Le skeud débute avec The Cave, un très long morceau qui dépasse largement les huit minutes. Débutant de façon très calme avec une voix féminine lancinante, le morceau va passer par différents stades, conférant au groupe son statut de métal progressif. Rapidement, les guitares sont lâchées, les sonorités arabisantes vont leur apparition, et encore une fois, tout se déroule avec une symbiose parfaite. Le chanteur entame alors son chant, en clair, et on ne peut que tomber sous le charme de ce morceau complet et d’une beauté sidérante. D’une richesse infinie au niveau de l’instrumentalisation, The Cave est clairement la synthèse parfaite de ce que peut proposer le groupe. On aura même droit à du growl, afin de compléter le tableau. Avec We Do Not Resist, le groupe sait se faire plus direct, plus rapide aussi, mais sans jamais perdre de vue ses origines. Quasiment exclusivement avec une voix gutturale, le titre montre que le groupe a aussi gardé son côté Death afin de proposer quelque chose de varié et de savamment orchestré. Quand s’enclenche alors In Propaganda, on trouve encore autre chose, malgré des riffs intéressants et une rythmique très dynamique. Avec encore des sonorités orientales, plus présentes, la formation propose un vrai titre de métal hybride, qui donne la sensation de voyager et l’envie de headbanger à chaque riff. En fait, on a l’impression de se trouver à la croisée des chemins entre du Death, du Folk, mais aussi du Power et c’est très intéressant.
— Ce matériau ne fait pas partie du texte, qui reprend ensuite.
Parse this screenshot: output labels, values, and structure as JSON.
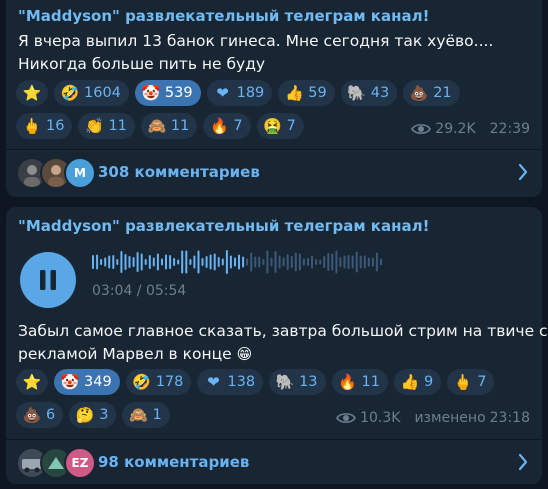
{
  "posts": [
    {
      "channel": "\"Maddyson\" развлекательный телеграм канал!",
      "lines": [
        "Я вчера выпил 13 банок гинеса. Мне сегодня так хуёво....",
        "Никогда больше пить не буду"
      ],
      "reactions": [
        [
          {
            "emoji": "⭐",
            "count": "",
            "selected": false,
            "name": "star"
          },
          {
            "emoji": "🤣",
            "count": "1604",
            "selected": false,
            "name": "rofl"
          },
          {
            "emoji": "🤡",
            "count": "539",
            "selected": true,
            "name": "clown"
          },
          {
            "emoji": "❤",
            "count": "189",
            "selected": false,
            "name": "heart"
          },
          {
            "emoji": "👍",
            "count": "59",
            "selected": false,
            "name": "thumbs-up"
          },
          {
            "emoji": "🐘",
            "count": "43",
            "selected": false,
            "name": "elephant"
          },
          {
            "emoji": "💩",
            "count": "21",
            "selected": false,
            "name": "poop"
          }
        ],
        [
          {
            "emoji": "🖕",
            "count": "16",
            "selected": false,
            "name": "middle-finger"
          },
          {
            "emoji": "👏",
            "count": "11",
            "selected": false,
            "name": "clap"
          },
          {
            "emoji": "🙈",
            "count": "11",
            "selected": false,
            "name": "see-no-evil"
          },
          {
            "emoji": "🔥",
            "count": "7",
            "selected": false,
            "name": "fire"
          },
          {
            "emoji": "🤮",
            "count": "7",
            "selected": false,
            "name": "vomit"
          }
        ]
      ],
      "views": "29.2K",
      "time": "22:39",
      "comments": "308 комментариев",
      "avatar_letters": [
        "",
        "",
        "M"
      ]
    },
    {
      "channel": "\"Maddyson\" развлекательный телеграм канал!",
      "voice": {
        "duration": "03:04 / 05:54",
        "progress": 0.52
      },
      "lines": [
        "Забыл самое главное сказать, завтра большой стрим на твиче с",
        "рекламой Марвел в конце"
      ],
      "reactions": [
        [
          {
            "emoji": "⭐",
            "count": "",
            "selected": false,
            "name": "star"
          },
          {
            "emoji": "🤡",
            "count": "349",
            "selected": true,
            "name": "clown"
          },
          {
            "emoji": "🤣",
            "count": "178",
            "selected": false,
            "name": "rofl"
          },
          {
            "emoji": "❤",
            "count": "138",
            "selected": false,
            "name": "heart"
          },
          {
            "emoji": "🐘",
            "count": "13",
            "selected": false,
            "name": "elephant"
          },
          {
            "emoji": "🔥",
            "count": "11",
            "selected": false,
            "name": "fire"
          },
          {
            "emoji": "👍",
            "count": "9",
            "selected": false,
            "name": "thumbs-up"
          },
          {
            "emoji": "🖕",
            "count": "7",
            "selected": false,
            "name": "middle-finger"
          }
        ],
        [
          {
            "emoji": "💩",
            "count": "6",
            "selected": false,
            "name": "poop"
          },
          {
            "emoji": "🤔",
            "count": "3",
            "selected": false,
            "name": "thinking"
          },
          {
            "emoji": "🙈",
            "count": "1",
            "selected": false,
            "name": "see-no-evil"
          }
        ]
      ],
      "views": "10.3K",
      "edited": "изменено",
      "time": "23:18",
      "comments": "98 комментариев",
      "avatar_letters": [
        "",
        "",
        "EZ"
      ]
    }
  ],
  "colors": {
    "bg": "#0e1621",
    "bubble": "#182533",
    "accent": "#6ab3f3",
    "channel": "#71baf2",
    "selected": "#3b74b0",
    "meta": "#6d7f8f"
  }
}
D’autant plus que les origines d’Orphaned Land donnent une vraie identité au groupe qui saura s’en servir pour fournir un interlude sortant du métal, et s’incluant dans un chant folklorique. Yedidi est un titre chanté en arabe et qui délaisse un peu le métal, malgré la présence de guitares et d’une batterie. On entend très clairement le bouzouki et encore une fois, cela donne une identité forte au groupe. Pour autant, la formation n’oublie d’être efficace et de fournir des titres plus simples, qui vont plus vite et qui entrent parfaitement dans la case métal. On peut évoquer les très bons titres Like Orpheus, Left Behind et son solo dantesque ou encore Only the Dead Have Seen the End of War, un titre très politique mais d’une rare violence pour le groupe, n’hésitant pas à syncoper ses rythmiques. L’intelligence du groupe, outre le fait d’utiliser des instruments folkloriques ou d’utiliser des sonorités arabisantes pour avoir une démarcation par rapport aux autres groupes, c’est qu’il sait se faire varié. On pourra se laisser bercer par exemple par la sublime piste Poets of Prophetic Messianism comme on pourra se laisser charmer par la qualité narrative de Chains Fall to Gravity, qui raconte une vraie histoire et qui va monter crescendo durant près de neuf minutes. Le groupe ne se repose pas sur ses lauriers et fournit vraiment un travail impeccable, qui va sustenter les fans de la première heure comme ceux qui découvre le groupe tardivement, durant une période plus progressiste.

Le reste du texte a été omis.